Were these sour mashes (where you boiled afterward to kill the lacto) or did you pitch pure lacto for a few days and then pitch a regular strain on top of that and let it ferment out?
 
I just started drinking my berliner weisse in the last week, and actually had my first commercial version yesterday.

Mine was brewed no boil, with a double decoction. I pitched a 500ml starter of lacto that I cultivated from grains, then a smack pack of Wyeast Kolsch 3 days later. I ended up with a ridiculously sour beer, WAY over the top.

Next time, I'm going to make a smaller starter of lacto and pitch it only 1 day before pitching the yeast. I still want the lacto to get a head start, but this one practically finished the race!

I left it in the primary for approximately 2 months, skimmed off the pellicle and then cold-crashed in my freezer for 3 days.
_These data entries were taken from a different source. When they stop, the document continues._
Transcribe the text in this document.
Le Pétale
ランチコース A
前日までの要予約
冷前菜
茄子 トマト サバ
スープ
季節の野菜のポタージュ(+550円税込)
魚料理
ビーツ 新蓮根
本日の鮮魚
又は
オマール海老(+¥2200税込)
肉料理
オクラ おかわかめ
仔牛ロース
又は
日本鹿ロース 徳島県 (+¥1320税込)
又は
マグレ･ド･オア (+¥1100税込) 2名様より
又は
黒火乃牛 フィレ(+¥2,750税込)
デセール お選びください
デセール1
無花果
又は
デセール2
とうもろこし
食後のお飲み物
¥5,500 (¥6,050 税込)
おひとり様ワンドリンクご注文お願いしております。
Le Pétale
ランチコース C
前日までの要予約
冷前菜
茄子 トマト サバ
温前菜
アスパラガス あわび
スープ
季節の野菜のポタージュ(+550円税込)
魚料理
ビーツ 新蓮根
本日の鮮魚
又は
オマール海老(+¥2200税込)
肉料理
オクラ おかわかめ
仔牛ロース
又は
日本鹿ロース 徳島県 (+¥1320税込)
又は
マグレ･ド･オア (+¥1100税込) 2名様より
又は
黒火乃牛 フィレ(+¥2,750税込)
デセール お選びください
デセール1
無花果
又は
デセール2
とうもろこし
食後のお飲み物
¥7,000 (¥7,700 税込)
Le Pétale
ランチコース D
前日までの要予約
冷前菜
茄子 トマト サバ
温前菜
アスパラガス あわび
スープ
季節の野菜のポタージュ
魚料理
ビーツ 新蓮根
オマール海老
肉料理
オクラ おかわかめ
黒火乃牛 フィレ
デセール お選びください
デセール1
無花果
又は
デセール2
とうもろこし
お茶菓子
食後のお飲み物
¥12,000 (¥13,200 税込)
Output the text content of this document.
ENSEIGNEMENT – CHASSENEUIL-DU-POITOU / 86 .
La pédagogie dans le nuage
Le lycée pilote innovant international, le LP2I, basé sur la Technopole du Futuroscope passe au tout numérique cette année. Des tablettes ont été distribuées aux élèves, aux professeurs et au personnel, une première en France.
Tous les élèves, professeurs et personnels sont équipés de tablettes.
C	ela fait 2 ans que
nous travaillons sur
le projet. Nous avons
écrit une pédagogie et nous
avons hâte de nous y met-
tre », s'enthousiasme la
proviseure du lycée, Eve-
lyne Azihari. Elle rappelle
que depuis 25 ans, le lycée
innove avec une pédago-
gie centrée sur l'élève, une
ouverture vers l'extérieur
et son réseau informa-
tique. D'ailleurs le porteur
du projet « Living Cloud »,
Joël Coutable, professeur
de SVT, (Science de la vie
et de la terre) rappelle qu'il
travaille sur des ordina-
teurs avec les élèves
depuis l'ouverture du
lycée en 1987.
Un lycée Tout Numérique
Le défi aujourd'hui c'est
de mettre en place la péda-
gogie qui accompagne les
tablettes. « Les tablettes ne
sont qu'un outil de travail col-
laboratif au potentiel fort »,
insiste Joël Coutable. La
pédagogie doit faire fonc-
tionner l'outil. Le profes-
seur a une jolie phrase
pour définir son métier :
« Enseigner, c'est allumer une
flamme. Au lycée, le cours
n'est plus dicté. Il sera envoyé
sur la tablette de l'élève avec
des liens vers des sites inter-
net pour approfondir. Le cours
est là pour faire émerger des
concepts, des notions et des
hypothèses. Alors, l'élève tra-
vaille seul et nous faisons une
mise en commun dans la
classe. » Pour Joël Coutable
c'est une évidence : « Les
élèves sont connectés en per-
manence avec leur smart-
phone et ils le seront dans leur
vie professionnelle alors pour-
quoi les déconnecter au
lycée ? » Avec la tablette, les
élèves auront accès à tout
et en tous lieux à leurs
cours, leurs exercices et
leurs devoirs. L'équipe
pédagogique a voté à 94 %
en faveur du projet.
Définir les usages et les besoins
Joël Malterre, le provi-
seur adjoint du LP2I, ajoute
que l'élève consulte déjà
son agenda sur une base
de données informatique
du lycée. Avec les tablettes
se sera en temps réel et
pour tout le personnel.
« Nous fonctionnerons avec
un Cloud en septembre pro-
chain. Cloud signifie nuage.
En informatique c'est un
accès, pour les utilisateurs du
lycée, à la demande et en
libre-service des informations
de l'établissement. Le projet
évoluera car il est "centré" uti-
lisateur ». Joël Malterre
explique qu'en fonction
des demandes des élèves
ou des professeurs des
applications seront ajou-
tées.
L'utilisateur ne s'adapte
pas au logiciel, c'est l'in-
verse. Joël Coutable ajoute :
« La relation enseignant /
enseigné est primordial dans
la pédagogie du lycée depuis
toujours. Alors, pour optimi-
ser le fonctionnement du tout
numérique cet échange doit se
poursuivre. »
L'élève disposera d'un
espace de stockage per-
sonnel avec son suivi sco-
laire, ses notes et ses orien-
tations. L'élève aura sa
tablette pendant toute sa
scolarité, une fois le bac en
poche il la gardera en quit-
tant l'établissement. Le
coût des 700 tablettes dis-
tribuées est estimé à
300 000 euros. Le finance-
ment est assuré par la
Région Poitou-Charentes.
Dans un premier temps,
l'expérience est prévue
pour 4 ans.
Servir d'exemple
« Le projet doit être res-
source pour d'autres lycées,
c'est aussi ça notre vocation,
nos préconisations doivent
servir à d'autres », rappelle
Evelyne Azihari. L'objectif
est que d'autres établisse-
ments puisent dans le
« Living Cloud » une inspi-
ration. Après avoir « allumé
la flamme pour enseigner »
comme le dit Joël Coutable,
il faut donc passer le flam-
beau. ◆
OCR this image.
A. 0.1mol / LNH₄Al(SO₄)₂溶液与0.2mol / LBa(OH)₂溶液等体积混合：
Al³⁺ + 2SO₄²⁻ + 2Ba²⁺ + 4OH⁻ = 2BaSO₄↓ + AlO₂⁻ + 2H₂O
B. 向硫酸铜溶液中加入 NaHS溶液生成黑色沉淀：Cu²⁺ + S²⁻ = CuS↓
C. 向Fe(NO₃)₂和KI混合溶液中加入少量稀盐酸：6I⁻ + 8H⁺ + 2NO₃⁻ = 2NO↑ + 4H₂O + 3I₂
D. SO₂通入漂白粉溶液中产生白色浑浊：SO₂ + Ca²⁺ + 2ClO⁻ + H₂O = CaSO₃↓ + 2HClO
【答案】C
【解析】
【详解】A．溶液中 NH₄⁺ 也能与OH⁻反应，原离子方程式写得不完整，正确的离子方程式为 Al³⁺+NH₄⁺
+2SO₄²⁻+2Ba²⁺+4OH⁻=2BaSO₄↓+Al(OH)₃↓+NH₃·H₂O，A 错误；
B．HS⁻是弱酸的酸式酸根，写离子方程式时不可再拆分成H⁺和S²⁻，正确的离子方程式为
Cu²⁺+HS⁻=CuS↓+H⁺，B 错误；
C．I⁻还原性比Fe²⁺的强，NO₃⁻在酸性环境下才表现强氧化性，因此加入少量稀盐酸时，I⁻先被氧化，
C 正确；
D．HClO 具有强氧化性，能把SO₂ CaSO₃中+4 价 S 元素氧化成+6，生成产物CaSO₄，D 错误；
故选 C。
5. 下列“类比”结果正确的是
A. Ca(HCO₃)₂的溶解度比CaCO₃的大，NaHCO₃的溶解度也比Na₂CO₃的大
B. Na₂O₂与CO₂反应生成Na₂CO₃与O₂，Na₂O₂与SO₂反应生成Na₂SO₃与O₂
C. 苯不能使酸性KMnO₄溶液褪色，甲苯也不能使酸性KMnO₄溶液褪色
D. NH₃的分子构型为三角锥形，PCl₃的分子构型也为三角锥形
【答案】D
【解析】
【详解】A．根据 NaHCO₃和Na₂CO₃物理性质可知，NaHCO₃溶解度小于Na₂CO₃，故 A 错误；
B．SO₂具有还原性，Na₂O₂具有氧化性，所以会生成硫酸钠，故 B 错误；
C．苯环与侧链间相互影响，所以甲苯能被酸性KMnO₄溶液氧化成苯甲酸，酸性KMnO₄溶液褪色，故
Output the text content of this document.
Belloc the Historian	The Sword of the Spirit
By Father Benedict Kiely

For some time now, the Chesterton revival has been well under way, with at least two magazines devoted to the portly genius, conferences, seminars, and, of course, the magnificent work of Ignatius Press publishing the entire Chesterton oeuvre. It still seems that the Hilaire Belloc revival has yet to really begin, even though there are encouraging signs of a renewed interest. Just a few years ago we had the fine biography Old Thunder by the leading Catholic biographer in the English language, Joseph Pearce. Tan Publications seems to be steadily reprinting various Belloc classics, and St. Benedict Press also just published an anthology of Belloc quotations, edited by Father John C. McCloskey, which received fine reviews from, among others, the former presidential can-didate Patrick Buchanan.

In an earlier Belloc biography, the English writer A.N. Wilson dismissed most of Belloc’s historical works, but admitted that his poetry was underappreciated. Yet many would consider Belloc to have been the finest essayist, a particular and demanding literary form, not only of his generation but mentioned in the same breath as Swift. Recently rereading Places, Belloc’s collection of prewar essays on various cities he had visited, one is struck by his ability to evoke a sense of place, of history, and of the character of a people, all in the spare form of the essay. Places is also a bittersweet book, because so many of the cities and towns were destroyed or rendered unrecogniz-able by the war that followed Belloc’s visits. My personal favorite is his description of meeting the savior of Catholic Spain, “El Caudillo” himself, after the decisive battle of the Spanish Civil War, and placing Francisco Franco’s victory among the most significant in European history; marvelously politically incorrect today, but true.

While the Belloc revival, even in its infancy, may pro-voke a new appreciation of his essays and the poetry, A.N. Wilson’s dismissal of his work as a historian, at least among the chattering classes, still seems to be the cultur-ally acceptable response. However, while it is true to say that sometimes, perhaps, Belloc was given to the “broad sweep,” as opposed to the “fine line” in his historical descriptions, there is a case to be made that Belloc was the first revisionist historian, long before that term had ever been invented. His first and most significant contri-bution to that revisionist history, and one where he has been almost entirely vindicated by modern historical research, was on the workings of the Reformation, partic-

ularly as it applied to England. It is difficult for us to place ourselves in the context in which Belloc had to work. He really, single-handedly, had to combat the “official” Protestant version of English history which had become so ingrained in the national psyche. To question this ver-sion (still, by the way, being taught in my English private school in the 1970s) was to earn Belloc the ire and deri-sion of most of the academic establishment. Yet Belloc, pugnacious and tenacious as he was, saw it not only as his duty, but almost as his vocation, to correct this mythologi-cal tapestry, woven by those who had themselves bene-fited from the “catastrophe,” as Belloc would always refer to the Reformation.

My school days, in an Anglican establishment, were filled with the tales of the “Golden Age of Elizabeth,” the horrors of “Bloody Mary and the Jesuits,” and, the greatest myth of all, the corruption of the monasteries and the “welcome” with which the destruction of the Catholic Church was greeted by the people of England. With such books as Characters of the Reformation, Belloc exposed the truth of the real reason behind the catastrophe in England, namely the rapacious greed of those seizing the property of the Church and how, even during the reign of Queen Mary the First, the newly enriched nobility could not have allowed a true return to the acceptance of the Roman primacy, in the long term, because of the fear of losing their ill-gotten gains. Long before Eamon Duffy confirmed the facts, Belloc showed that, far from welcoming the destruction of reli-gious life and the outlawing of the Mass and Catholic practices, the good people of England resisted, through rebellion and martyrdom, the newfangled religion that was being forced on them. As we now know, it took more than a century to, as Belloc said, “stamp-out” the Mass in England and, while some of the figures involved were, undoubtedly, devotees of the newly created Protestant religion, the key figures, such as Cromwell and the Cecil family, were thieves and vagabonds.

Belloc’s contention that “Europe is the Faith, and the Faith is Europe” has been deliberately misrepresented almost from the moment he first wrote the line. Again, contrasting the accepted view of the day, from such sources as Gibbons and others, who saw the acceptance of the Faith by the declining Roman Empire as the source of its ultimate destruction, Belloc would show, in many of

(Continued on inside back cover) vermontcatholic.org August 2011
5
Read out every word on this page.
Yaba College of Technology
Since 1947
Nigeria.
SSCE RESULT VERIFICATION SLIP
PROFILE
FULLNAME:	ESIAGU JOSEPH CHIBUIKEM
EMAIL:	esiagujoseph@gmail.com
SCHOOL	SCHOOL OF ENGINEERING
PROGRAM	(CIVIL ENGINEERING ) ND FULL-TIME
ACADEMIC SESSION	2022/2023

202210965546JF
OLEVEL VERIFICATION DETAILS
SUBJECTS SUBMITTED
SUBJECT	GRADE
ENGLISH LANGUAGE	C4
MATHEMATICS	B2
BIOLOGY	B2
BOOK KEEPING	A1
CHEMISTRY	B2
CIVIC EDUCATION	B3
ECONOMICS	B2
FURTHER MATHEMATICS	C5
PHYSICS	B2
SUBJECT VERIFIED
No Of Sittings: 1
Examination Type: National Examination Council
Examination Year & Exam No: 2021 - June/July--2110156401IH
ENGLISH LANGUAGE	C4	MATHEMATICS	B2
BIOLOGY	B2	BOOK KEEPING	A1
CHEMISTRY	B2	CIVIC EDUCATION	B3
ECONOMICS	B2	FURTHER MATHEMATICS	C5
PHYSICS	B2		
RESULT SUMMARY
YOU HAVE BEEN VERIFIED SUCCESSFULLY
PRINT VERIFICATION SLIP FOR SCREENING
If you cold-crash, expect the beer to carbonate really slow if you naturally carb. Next time, I am going to keg this beer after my cold-crash.

Here's my whole process (prior post).
 
I would suggest using lactobacillus brevis instead of delbrueckii, or doing the sour starter method. The Delbrueckii strains are notorious for being very slow to sour and tend to be extremely sensitive to even very low levels of hopping.
 
ArcaneXor said:
I would suggest using lactobacillus brevis instead of delbrueckii, or doing the sour starter method. The Delbrueckii strains are notorious for being very slow to sour and tend to be extremely sensitive to even very low levels of hopping.

What exactly are the differences between the strains? Do they produce any different flavor/aroma characteristics? I have the same question about Brett, and have yet to find a solid resource to explain it.